Mayra Nassef, Ishita Jainer and Malvika Murkumbi
On 13 November, the Metropolitan Police, in conjunction with University College Hospital (UCH), forcibly demolished tents used by homeless people on Huntley Street near the UCL main campus.
Ironically, the hospital alleged that it did not request for the tents to be destroyed, but rather urged homeless people to change their locations due to “health concerns”. A total of ten homeless people’s tents and possessions were completely destroyed in a place which should have provided safety.
The callous and cruel act has led the Camden Councillor Pat Callaghan to call for an investigation into the Metropolitan Police’s conduct. Yet one thing is clear and does not require any further investigation: this was an absolute travesty that represents systemic inaction towards homelessness in the area around UCL.
It is perhaps not a surprise that these events occurred after ex-Home Secretary Suella Braverman’s incendiary remarks saw her claim homelessness to be a “lifestyle choice”. The ex-Home Secretary’s remarks were not only an inhumane degradation of those sleeping rough, but also absolved the government of all responsibility in caring for its most vulnerable citizens.
When Layla Quaedvlieg, the Publicity Officer at the UCL Student Action Against Homelessness (UCLSAAH), was asked by The Cheese Grater if they thought the severity of the action was prompted by Braverman’s comments, she told us that Braverman’s “tweets were disgraceful, but unfortunately the opinion of more people than we would like to think.”
Quaedvlieg also stated that the decision to camp outside the Grafton Way Building on Huntley Street was likely circumstantial, as the space is “covered by a roof, not on the main road,” in a “relatively safe area.” She added that they were ”fairly sure that the reason there was such a crowding of tents on that particular street was because the UCH building has a vent that releases hot air, providing the tents with more warmth”.
Elaborating further on the vicious way in which homeless people have been treated around UCL, Quaedvlig acknowledged that “the dispersal, if proved to be presenting a serious threat to the hospital, may be understandable from a policing perspective. However, what we most firmly disagree with is the extreme and unjust disposal of property with little notice and no alternative accommodation options for the people affected”.
Unfortunately, however, such spiteful responses to homelessness go beyond just the Met Police. Braverman’s plans when she held office as Home Secretary included adding clauses into the criminal justice bill to minimise the amount of tents in public spaces, including ones placed in front of shops.
Once again, the opportunity to provide solutions to actually combat the issue of homelessness are being ignored by those who are in the position to enact change. Braverman’s policy proposals also fall in line with the misguided idea that being homeless is somehow a “choice” – which, obviously, it is not. Red herrings are consistently being used to blame homeless people entirely for their own condition, with no offerings of support or aid being provided.
Between July and September 2023, 279 individuals in Camden were stated to be homeless (a figure that excludes those who are staying in temporary accommodations). Such a statistic is not only harrowing, but also reflects a troubling increase in the homeless population of Camden.

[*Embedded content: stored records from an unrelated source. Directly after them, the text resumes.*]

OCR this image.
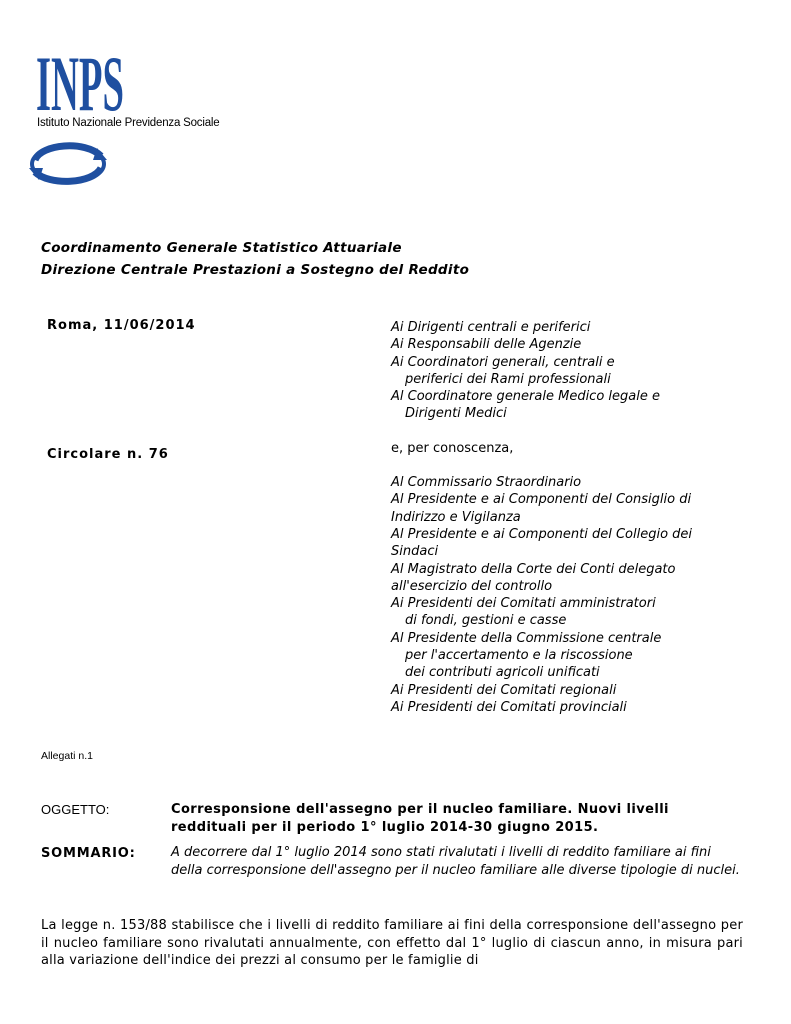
INPS
Istituto Nazionale Previdenza Sociale
Coordinamento Generale Statistico Attuariale
Direzione Centrale Prestazioni a Sostegno del Reddito
Roma, 11/06/2014
Circolare n. 76
Ai Dirigenti centrali e periferici
Ai Responsabili delle Agenzie
Ai Coordinatori generali, centrali e
periferici dei Rami professionali
Al Coordinatore generale Medico legale e
Dirigenti Medici
e, per conoscenza,
Al Commissario Straordinario
Al Presidente e ai Componenti del Consiglio di
Indirizzo e Vigilanza
Al Presidente e ai Componenti del Collegio dei
Sindaci
Al Magistrato della Corte dei Conti delegato
all'esercizio del controllo
Ai Presidenti dei Comitati amministratori
di fondi, gestioni e casse
Al Presidente della Commissione centrale
per l'accertamento e la riscossione
dei contributi agricoli unificati
Ai Presidenti dei Comitati regionali
Ai Presidenti dei Comitati provinciali
Allegati n.1
OGGETTO:	Corresponsione dell'assegno per il nucleo familiare. Nuovi livelli reddituali per il periodo 1° luglio 2014-30 giugno 2015.
SOMMARIO:	A decorrere dal 1° luglio 2014 sono stati rivalutati i livelli di reddito familiare ai fini della corresponsione dell'assegno per il nucleo familiare alle diverse tipologie di nuclei.
La legge n. 153/88 stabilisce che i livelli di reddito familiare ai fini della corresponsione dell'assegno per il nucleo familiare sono rivalutati annualmente, con effetto dal 1° luglio di ciascun anno, in misura pari alla variazione dell'indice dei prezzi al consumo per le famiglie di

Indeed, Quaedvlieg pointed out that “even without reading the statistics, I think we can all agree there has been a visible increase in how many homeless people we see day-to-day, not only in our area but everywhere in London, and the UK.”
This rise in rough sleepers has occurred in concurrent to the cost of living crisis, marked by soaring rents and rising food prices. The unaffordability of essential human necessities, like shelter and food, has pushed more people into homelessness and abject poverty. It is therefore shocking to witness an area that should be a place of refuge – a hospital (linked so heavily to our University) – to partake in such an action against vulnerable rough sleepers.
In light of this upsetting incident, UCL SAAH wanted to emphasise the fact that they organise regular outreach events to offer support to those suffering homelessness in the area. Quaedvlieg confirmed that they provide “food and drinks” to those in need, and are currently planning to introduce “care packages” that would include essential products such as menstrual products and warm clothes. They also collaborate with bigger organisations such as “Shelter from the Storm”; on the 16th of November 2023 they raised over £400 for the charity in a joint event with the UCL Baking Society.
This points to some really promising signs coming from organisations within UCL, but there’s still a long way to go to alleviate homelessness in a more permanent sense both around campus and beyond.
Unfortunately, the dehumanisation of homeless people lies at the root of many of the malicious actions taken against them. Students at UCL can contribute to the de-stigmatisation and support of rough sleepers by joining UCL SAAH alongside showing support to local initiatives and organisations tackling the issue. Quaedvlieg stated that the least we can do as students on a daily basis is to “treat homeless people like humans”, “don’t just avert your eyes – a smile can go a long way. They aren’t unfriendly, they are just regular people.”